At Stanford, improved a cheap method of electrolysis of water

In August last year, scientists from Stanford University for the first time demonstrated an inexpensive method of electrolysis of water, that is, the separation of H ₂ O into oxygen and hydrogen. A simple AAA battery is enough to initiate a chemical process. Of course, instead of the battery, you can use a small solar panel, which provides a potential difference of at least 1.5 volts.

Last year, scientists used cathodes and anodes made of nickel and nickel oxide. This is the first experience in the world when electrolysis succeeded in abandoning electrodes made of precious metals (platinum, iridium) and when the process was carried out at such a low voltage.

Now they have managed to reduce the cost and simplify electrolysis, which will make hydrogen fuel even cheaper if the technology is brought to an industrial level. The improved process technology uses the same NiFeO _x catalyst for the cathode and anode . That is, the anode and cathode no longer require a different pH (one acid, the other alkaline), so that they can easily and conveniently be placed in a common vessel with water. It remains only to collect the released oxygen and hydrogen (although oxygen is better not to collect, but immediately released into the atmosphere).

The video below shows how electrolysis from an AAA battery works. Oxygen is released from one electrode, and hydrogen from the other. The authors of the scientific work claim that the reaction intensity is even higher than with a combination of electrodes made from traditional iridium oxide and platinum.

The reaction is stable and very active on the entire surface of the electrodes.



The secret of the trick is in the structure of the NiFeO _x catalyst . Although these are simple materials, the structure of the material is very specific. It is somehow "grown" on carbon nanofibers (from scientific work it is not entirely clear how to make it). Scientists say that this wonderful catalyst in the future can be adapted for other chemical reactions, in addition to electrolysis of water.

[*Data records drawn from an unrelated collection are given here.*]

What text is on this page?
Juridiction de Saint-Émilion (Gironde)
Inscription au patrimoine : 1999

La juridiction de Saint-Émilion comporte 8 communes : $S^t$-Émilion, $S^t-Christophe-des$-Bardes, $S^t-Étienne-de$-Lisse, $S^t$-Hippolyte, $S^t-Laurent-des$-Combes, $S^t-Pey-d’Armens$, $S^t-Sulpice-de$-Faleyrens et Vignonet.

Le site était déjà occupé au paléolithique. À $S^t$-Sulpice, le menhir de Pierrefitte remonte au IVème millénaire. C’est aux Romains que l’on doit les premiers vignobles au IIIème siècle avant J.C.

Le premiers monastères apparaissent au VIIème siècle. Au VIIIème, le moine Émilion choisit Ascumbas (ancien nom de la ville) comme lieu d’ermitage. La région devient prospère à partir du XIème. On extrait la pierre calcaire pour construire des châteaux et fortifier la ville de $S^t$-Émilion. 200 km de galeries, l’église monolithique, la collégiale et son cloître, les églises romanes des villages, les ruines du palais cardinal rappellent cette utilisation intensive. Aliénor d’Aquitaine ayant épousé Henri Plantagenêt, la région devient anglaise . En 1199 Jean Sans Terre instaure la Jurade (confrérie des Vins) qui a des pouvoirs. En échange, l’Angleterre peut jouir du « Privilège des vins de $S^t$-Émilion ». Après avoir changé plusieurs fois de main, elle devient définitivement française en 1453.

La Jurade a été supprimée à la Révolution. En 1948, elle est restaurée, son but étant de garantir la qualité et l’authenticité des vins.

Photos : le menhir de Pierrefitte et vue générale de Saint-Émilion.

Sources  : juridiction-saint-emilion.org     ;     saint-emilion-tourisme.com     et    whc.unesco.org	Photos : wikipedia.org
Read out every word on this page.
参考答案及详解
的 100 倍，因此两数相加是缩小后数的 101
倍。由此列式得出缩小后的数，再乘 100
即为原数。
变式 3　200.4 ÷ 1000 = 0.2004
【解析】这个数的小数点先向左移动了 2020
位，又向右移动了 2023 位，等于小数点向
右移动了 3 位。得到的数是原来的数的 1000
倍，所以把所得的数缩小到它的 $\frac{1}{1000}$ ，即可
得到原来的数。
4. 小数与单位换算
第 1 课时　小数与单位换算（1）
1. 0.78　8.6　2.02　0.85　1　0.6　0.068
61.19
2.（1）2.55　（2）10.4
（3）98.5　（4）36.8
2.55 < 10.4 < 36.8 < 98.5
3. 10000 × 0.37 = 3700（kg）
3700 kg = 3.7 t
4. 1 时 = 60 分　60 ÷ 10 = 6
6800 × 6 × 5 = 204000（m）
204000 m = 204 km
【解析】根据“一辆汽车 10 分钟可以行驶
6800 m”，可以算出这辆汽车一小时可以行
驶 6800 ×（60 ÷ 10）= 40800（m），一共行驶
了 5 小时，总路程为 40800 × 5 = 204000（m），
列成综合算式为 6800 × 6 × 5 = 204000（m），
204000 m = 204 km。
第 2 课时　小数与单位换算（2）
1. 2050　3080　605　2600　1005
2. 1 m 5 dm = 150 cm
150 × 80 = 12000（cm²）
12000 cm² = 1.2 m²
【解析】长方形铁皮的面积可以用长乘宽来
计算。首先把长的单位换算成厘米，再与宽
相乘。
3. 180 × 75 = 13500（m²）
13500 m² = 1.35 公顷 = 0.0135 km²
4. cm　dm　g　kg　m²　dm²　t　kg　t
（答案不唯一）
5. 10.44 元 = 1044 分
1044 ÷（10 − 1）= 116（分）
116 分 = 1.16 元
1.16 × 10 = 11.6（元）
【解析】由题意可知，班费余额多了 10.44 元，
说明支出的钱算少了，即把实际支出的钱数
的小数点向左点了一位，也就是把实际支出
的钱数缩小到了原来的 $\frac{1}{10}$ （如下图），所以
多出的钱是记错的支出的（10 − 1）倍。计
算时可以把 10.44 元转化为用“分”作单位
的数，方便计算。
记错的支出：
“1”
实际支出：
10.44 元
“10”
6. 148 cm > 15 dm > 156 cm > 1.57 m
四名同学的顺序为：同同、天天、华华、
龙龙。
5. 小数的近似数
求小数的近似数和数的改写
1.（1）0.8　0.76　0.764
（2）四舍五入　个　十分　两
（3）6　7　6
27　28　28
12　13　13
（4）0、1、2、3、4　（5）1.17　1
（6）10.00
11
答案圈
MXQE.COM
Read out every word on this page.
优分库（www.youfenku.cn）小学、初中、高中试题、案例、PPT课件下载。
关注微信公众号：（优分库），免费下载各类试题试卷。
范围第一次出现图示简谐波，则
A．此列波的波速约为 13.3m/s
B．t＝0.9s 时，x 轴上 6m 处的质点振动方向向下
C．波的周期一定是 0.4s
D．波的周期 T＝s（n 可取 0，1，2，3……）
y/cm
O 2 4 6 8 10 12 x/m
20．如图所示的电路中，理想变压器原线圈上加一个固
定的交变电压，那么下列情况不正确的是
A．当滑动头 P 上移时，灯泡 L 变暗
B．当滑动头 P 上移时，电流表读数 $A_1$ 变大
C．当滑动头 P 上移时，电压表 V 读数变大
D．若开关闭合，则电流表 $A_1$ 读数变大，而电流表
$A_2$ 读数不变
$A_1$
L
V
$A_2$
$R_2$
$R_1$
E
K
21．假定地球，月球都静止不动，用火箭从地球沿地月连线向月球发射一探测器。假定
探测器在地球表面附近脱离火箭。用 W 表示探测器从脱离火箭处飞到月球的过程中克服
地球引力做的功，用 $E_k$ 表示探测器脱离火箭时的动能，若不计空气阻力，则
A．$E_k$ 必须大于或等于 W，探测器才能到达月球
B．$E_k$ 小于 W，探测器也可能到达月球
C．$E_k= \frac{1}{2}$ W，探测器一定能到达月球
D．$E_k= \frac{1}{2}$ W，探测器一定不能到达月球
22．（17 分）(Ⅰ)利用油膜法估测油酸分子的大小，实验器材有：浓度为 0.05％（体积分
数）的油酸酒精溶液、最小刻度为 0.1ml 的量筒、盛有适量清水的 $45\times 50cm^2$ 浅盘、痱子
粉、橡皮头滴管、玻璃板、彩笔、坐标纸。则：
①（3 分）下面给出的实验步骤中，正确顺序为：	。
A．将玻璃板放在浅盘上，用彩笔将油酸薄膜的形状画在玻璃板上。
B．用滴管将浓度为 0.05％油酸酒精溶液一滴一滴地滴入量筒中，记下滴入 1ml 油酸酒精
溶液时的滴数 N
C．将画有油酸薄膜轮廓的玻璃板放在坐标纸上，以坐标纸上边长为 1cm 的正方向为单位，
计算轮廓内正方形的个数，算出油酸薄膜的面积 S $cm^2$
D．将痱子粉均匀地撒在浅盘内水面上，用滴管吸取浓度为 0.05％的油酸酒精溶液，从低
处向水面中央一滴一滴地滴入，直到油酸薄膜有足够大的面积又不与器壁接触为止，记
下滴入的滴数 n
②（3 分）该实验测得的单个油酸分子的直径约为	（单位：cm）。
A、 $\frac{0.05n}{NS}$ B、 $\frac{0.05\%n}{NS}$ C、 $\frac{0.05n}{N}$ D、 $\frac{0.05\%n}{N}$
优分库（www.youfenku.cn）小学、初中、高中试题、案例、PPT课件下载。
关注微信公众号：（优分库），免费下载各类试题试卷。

Although such a technology looks rather implausible, and all eight co-authors of the scientific work are Chinese, we should not forget that they work in the department of materials science and technology at Stanford University, one of the most respected scientific institutions in the world.

As a result of a catalytic reaction, metal oxide nanoparticles (iron, cobalt, nickel oxides or mixtures of their oxides) of about 20 nm in size are electrochemically converted to ultrafine NiFeO _x nanoparticles with a diameter of 2-5 nm as a result of a lithium-induced reaction. Unlike traditional chemical synthesis, the inventors note, this method allows you to maintain an excellent electrical connection between the nanoparticles and leads to the formation of large areas for the catalytic reaction.

During the experiment, the continuous operation of the device in this way for a whole week (more than 200 hours) without electrode degradation was checked, saysAnd Cui (Yi Cui), one of the authors of scientific work. He added that the efficiency of water electrolysis is 82% at room temperature (apparently, at normal pressure, too).

The results of the study were published on June 23, 2015 in the journal Nature Communications (in free access).

As already noted a year earlier, this is a very important project, because it greatly simplifies the technology of manufacturing fuel cells with hydrogen. On such cells can work both mobile electronics and cars.


Toyota Mirai, one of the world's first hydrogen fuel cell vehicles. Sales began on December 15, 2014. Under the bottom, he has two cylinders of hydrogen under a pressure of 70 MPa. Refueling takes 3-5 minutes. Range: 480 km

It is important that during the combustion of hydrogen, the only by-product of combustion is water. The same water, which was split into components, for example, by sunlight at the first stage of the technical process.